III. Texte 1.9 Die hier behandelten Texte sind von ganz eigenartiger Rechtsqualität (näher → 3). Zunächst gibt es Normen europäischen Rechts, die allgemeines und unmittelbar geltendes Recht europäischer Qualität schaffen (Verordnungen nach Art. 288 Abs. 2 AEUV); Normadressat ist hier jeder Bürger jedes Mitgliedstaats. Tritt es in Kraft, so verdrängt dieses europäische Recht etwa entgegenstehendes nationales Recht.
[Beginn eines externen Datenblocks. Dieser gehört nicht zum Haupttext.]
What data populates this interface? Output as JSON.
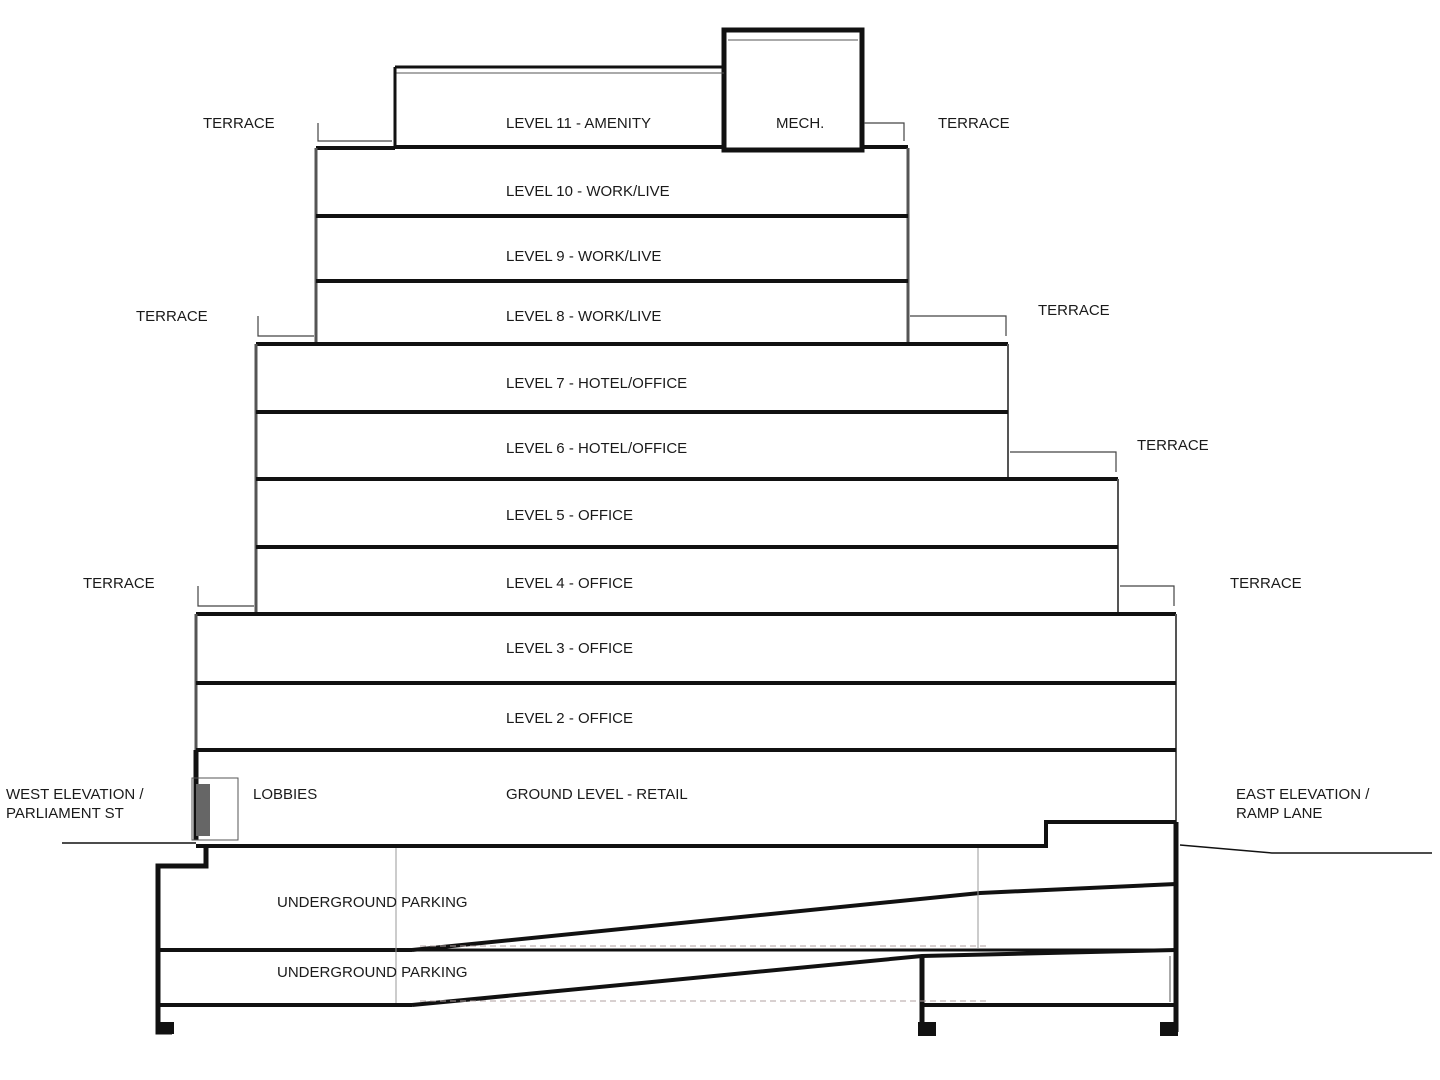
{
  "levels": {
    "l11": "LEVEL 11 - AMENITY",
    "mech": "MECH.",
    "l10": "LEVEL 10 - WORK/LIVE",
    "l9": "LEVEL 9 - WORK/LIVE",
    "l8": "LEVEL 8 - WORK/LIVE",
    "l7": "LEVEL 7 - HOTEL/OFFICE",
    "l6": "LEVEL 6 - HOTEL/OFFICE",
    "l5": "LEVEL 5 - OFFICE",
    "l4": "LEVEL 4 - OFFICE",
    "l3": "LEVEL 3 - OFFICE",
    "l2": "LEVEL 2 - OFFICE",
    "ground": "GROUND LEVEL - RETAIL",
    "lobbies": "LOBBIES",
    "parking1": "UNDERGROUND PARKING",
    "parking2": "UNDERGROUND PARKING"
  },
  "terraces": {
    "t11_west": "TERRACE",
    "t11_east": "TERRACE",
    "t8_west": "TERRACE",
    "t8_east": "TERRACE",
    "t6_east": "TERRACE",
    "t4_west": "TERRACE",
    "t4_east": "TERRACE"
  },
  "elevations": {
    "west_line1": "WEST ELEVATION /",
    "west_line2": "PARLIAMENT ST",
    "east_line1": "EAST ELEVATION /",
    "east_line2": "RAMP LANE"
  }
}
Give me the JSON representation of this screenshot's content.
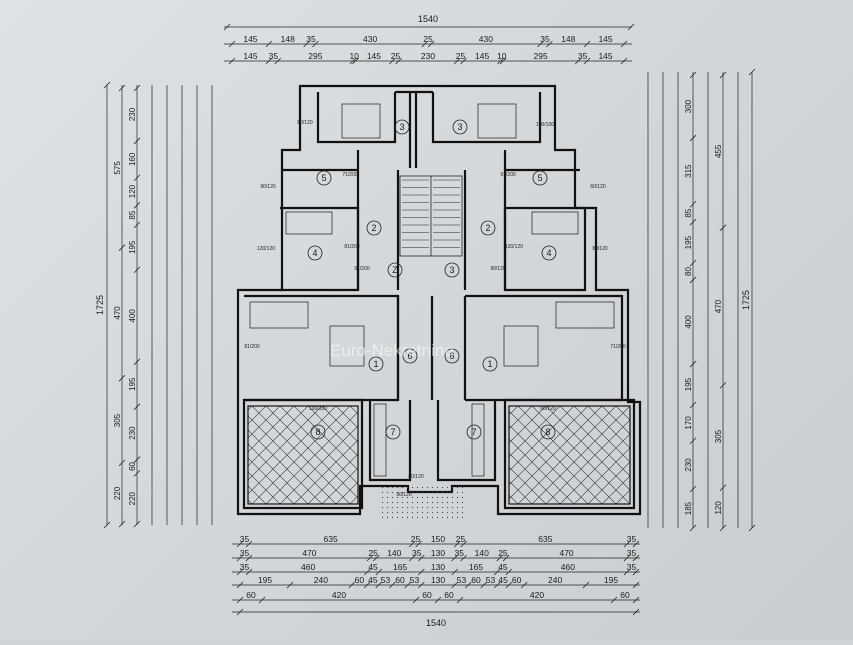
{
  "dimensions": {
    "top_total": "1540",
    "top_row1": [
      "145",
      "148",
      "35",
      "430",
      "25",
      "430",
      "35",
      "148",
      "145"
    ],
    "top_row2": [
      "145",
      "35",
      "295",
      "10",
      "145",
      "25",
      "230",
      "25",
      "145",
      "10",
      "295",
      "35",
      "145"
    ],
    "bottom_total": "1540",
    "bottom_row1": [
      "35",
      "635",
      "25",
      "150",
      "25",
      "635",
      "35"
    ],
    "bottom_row2": [
      "35",
      "470",
      "25",
      "140",
      "35",
      "130",
      "35",
      "140",
      "25",
      "470",
      "35"
    ],
    "bottom_row3": [
      "35",
      "460",
      "45",
      "165",
      "130",
      "165",
      "45",
      "460",
      "35"
    ],
    "bottom_row4": [
      "195",
      "240",
      "60",
      "45",
      "53",
      "60",
      "53",
      "130",
      "53",
      "60",
      "53",
      "45",
      "60",
      "240",
      "195"
    ],
    "bottom_row5": [
      "60",
      "420",
      "60",
      "60",
      "420",
      "60"
    ],
    "left_total": "1725",
    "left_mid": [
      "575",
      "470",
      "305",
      "220"
    ],
    "left_inner": [
      "230",
      "160",
      "120",
      "85",
      "195",
      "400",
      "195",
      "230",
      "60",
      "220"
    ],
    "right_total": "1725",
    "right_mid": [
      "455",
      "470",
      "305",
      "120"
    ],
    "right_inner": [
      "300",
      "315",
      "85",
      "195",
      "80",
      "400",
      "195",
      "170",
      "230",
      "185"
    ]
  },
  "rooms": {
    "left": [
      "3",
      "5",
      "2",
      "4",
      "1",
      "8",
      "7",
      "6",
      "Z"
    ],
    "right": [
      "3",
      "5",
      "2",
      "4",
      "1",
      "8",
      "7",
      "6",
      "3"
    ]
  },
  "openings": [
    "80/120",
    "90/120",
    "120/120",
    "91/200",
    "81/200",
    "71/200",
    "100/100",
    "60/120"
  ],
  "watermark": "Euro-Nekretnine"
}
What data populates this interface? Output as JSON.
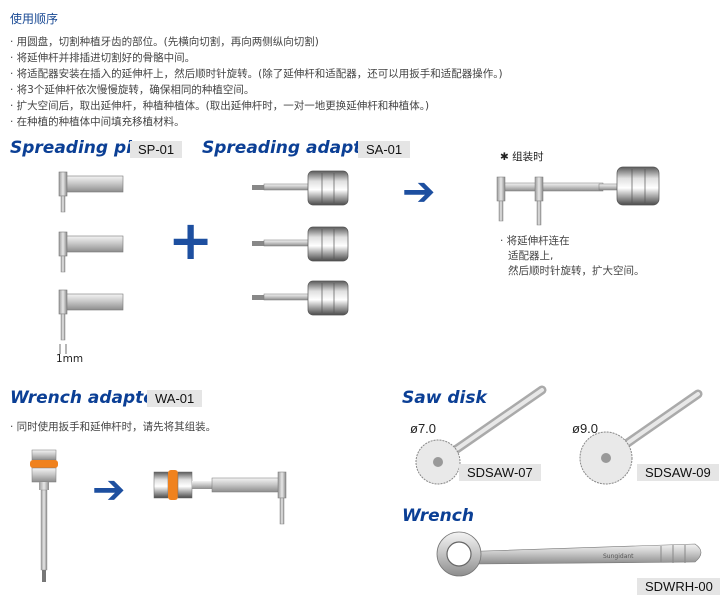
{
  "usage": {
    "heading": "使用顺序",
    "steps": [
      "· 用圆盘，切割种植牙齿的部位。(先横向切割，再向两侧纵向切割)",
      "· 将延伸杆并排插进切割好的骨骼中间。",
      "· 将适配器安装在插入的延伸杆上，然后顺时针旋转。(除了延伸杆和适配器，还可以用扳手和适配器操作。)",
      "· 将3个延伸杆依次慢慢旋转，确保相同的种植空间。",
      "· 扩大空间后，取出延伸杆，种植种植体。(取出延伸杆时，一对一地更换延伸杆和种植体。)",
      "· 在种植的种植体中间填充移植材料。"
    ]
  },
  "spreading_pin": {
    "title": "Spreading pin",
    "code": "SP-01",
    "dimension": "1mm"
  },
  "spreading_adapter": {
    "title": "Spreading adapter",
    "code": "SA-01"
  },
  "assembly": {
    "label": "✱ 组装时",
    "notes": [
      "· 将延伸杆连在",
      "适配器上,",
      "然后顺时针旋转，扩大空间。"
    ]
  },
  "wrench_adapter": {
    "title": "Wrench adapter",
    "code": "WA-01",
    "note": "· 同时使用扳手和延伸杆时，请先将其组装。"
  },
  "saw_disk": {
    "title": "Saw disk",
    "items": [
      {
        "diameter": "ø7.0",
        "code": "SDSAW-07"
      },
      {
        "diameter": "ø9.0",
        "code": "SDSAW-09"
      }
    ]
  },
  "wrench": {
    "title": "Wrench",
    "code": "SDWRH-00",
    "brand": "Sungidant"
  },
  "colors": {
    "accent": "#0b3f95",
    "orange": "#f0821e",
    "code_bg": "#e5e5e5"
  }
}
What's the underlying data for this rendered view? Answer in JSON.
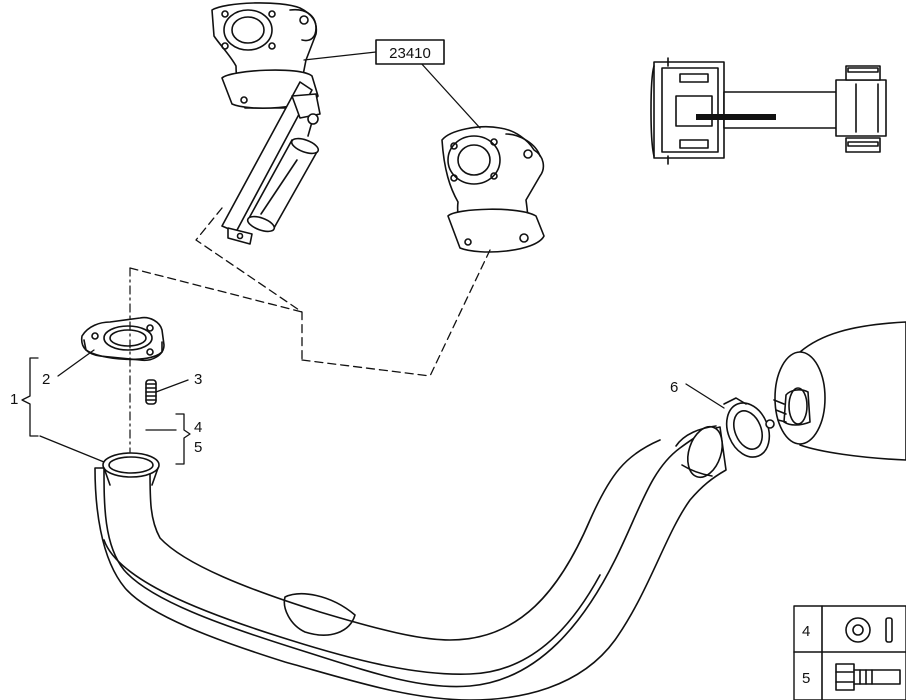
{
  "diagram": {
    "reference_box_label": "23410",
    "callouts": {
      "c1": "1",
      "c2": "2",
      "c3": "3",
      "c4": "4",
      "c5": "5",
      "c6": "6"
    },
    "hardware_legend": {
      "row4_label": "4",
      "row5_label": "5",
      "row4_icon": "washer-icon",
      "row5_icon": "bolt-icon"
    }
  }
}
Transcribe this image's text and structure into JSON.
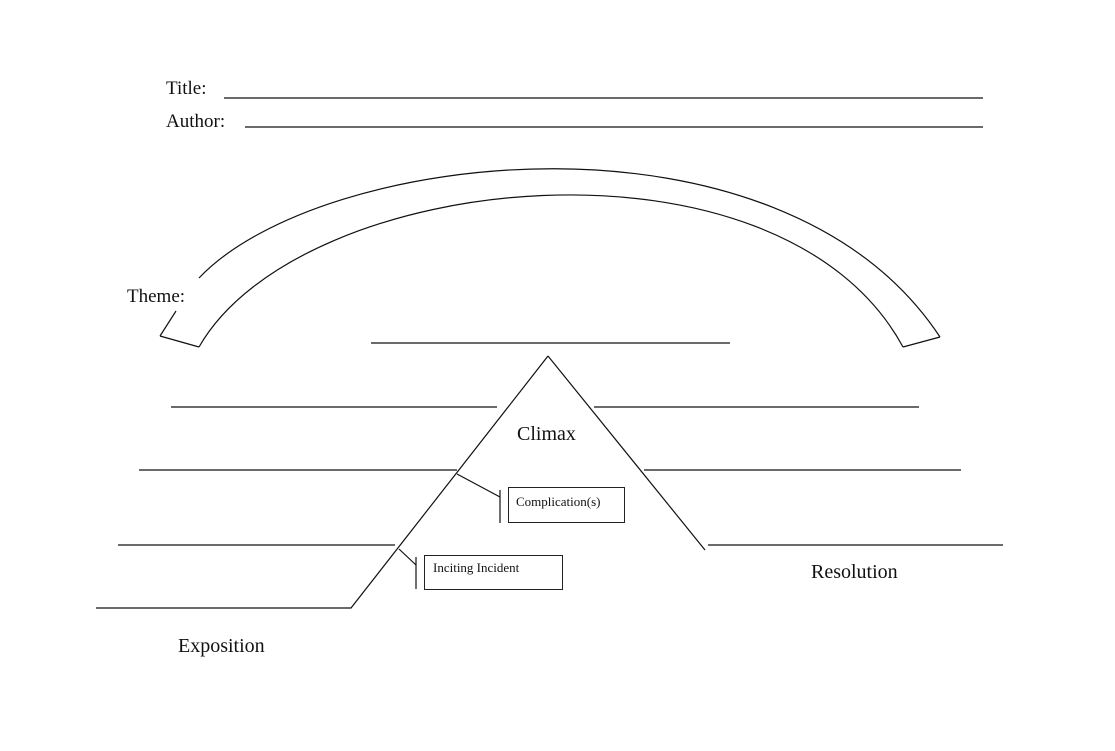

Doch schwimmen diese Normen wie Inseln im Ozean der nationalen Rechte; sie sind ohne die Auffüllung ihrer Lücken durch nationales Recht nicht lebensfähig, wirken aber ihrerseits auf das Verständnis des sie umgebenden nationalen Rechts durchaus ein. 1.10 Für einen weiteren und im Bereich des Unternehmensrechts besonders wichtigen Teil des europäischen Rechts ist zwar die unmittelbare Rechtswirkung gegeben, nicht ohne Weiteres aber die allgemeine Geltung (Richtlinien nach Art. 288 Abs. 3 AEUV); diese Normen richten sich zunächst nur an die mitgliedstaatlichen Gesetzgeber und verpflichten diese zu legislativen Maßnahmen auf der Ebene ihres nationalen Rechts. Die Texte dieser Richtlinien sind daher von entscheidender Bedeutung für die Auslegung der auf ihnen beruhenden nationalen Normen. Diese unionsrechtskonforme Auslegung nationaler Vorschriften (→ 3.49 ff.) ist darüber hinaus so stark unionsbezogen, dass sie vom EuGH in hohem Maße beeinflusst werden kann. Und schließlich können gerade diese Normen mit der Zeit und unter bestimmten weiteren Voraussetzungen allgemeine Geltung gewinnen („self executing“ der Richtlinie), etwa entgegenstehendes nationales Recht verdrängen oder Lücken des nationalen Rechts mit Normen europäischer Qualität füllen. Grund genug, sich ihres Inhalts zu vergewissern. Das ist nicht zuletzt Anliegen dieses Buches.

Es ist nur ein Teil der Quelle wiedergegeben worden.